Richard Branson founded a soda company that few of us know about because it, well, fizzled. In launching Virgin Cola, Branson had high hopes: “Coke is the best-known brand in the world,” he said, “and if we could topple Coke, we thought it would be a lot of fun.” Unfortunately, his product did not sell because it was too similar to other sodas in the market. The company folded after a few years.

You must have a product that is distinct. I built my first business, the Humphrey Group, because no other company was offering what I knew I could provide: executive speech training that taught C-level clients how to create and deliver their own speeches, presentations, media remarks, and off-the-cuff comments.


A fourth problems comes from failing to get the technology right.  This too can foil your chance of success.

Elon Musk has had his share of technology failures. The first three rockets SpaceX launched exploded. It took him years to iron out the kinks at Tesla, and then further challenges came in trying to ramp up production. And during an unveiling of the Cybertruck model, his designer hit the window with a sledgehammer, and to Musk’s surprise the window shattered.

Musk has succeeded extraordinarily well, but he certainly was prepared for failure.
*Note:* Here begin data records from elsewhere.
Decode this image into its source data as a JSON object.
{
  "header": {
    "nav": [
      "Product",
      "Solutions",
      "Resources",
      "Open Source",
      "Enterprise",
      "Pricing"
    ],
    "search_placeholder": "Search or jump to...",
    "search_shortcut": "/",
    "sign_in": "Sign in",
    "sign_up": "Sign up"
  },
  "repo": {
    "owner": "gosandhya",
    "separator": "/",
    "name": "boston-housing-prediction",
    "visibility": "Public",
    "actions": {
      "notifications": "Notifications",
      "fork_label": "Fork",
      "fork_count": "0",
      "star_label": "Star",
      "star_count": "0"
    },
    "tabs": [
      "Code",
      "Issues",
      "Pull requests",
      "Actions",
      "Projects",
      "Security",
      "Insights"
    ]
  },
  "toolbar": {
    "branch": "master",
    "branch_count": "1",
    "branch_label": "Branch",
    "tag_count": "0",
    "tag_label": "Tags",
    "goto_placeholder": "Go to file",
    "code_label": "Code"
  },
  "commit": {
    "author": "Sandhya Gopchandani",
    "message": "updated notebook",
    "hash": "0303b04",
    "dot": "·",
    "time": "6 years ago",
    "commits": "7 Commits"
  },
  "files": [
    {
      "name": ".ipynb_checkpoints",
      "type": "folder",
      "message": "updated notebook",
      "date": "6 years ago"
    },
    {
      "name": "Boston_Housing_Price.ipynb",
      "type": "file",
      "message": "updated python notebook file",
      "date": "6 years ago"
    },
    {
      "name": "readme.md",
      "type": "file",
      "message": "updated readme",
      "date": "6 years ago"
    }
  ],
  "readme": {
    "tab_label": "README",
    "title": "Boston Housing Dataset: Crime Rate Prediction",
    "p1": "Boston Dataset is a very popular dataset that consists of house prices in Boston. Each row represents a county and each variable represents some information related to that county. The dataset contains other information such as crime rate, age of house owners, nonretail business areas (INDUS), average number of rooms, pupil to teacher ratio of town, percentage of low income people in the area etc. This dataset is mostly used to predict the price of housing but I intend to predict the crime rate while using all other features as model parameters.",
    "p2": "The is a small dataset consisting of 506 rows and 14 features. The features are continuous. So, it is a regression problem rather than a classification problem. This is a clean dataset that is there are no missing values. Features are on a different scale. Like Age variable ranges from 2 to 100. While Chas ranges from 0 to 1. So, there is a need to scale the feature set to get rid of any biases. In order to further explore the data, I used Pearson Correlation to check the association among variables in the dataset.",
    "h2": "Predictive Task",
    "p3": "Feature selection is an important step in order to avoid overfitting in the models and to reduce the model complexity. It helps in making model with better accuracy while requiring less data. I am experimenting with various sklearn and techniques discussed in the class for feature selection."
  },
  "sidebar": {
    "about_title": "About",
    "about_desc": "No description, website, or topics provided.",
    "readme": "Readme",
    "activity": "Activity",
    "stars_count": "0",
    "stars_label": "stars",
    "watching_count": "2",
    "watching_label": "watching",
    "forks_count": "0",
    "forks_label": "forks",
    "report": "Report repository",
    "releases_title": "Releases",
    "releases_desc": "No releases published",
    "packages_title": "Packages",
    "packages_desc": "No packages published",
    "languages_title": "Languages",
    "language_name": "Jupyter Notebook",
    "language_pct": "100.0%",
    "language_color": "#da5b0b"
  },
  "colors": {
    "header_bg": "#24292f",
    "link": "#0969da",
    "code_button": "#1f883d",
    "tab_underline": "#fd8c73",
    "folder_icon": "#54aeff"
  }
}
He once said, “In the early days, I thought there was more than a 90% chance that both SpaceX and Tesla would be worth $0.” And he recently sent his SpaceX employees a memo warning that the company might go bankrupt.

Musk has shown persistence in overcoming his technology failures by demonstrating a willingness to analyze problems, and a determination to constantly improve.


A fifth serious problem entrepreneurs can face is failure to financially sustain their business. To put it simply: It costs money to run a business, and if you don’t have it, you’ll fail.

While good products and loyal customers will—eventually—allow your business to thrive, in the startup phase, you’ll need adequate funding and a sharp eye on all expenses. I started my first business in a closet-size office, and as one Bank CEO jokingly said, my two coffee mugs were my first assets.

I continued to keep costs down wherever possible: I hired trainers who worked on a per diem rather than a salary basis, had only one company event per year, and my husband did the accounts. I’ve seen too many businesses begin with high salaries and lavish expenses, and soon close their gilded doors.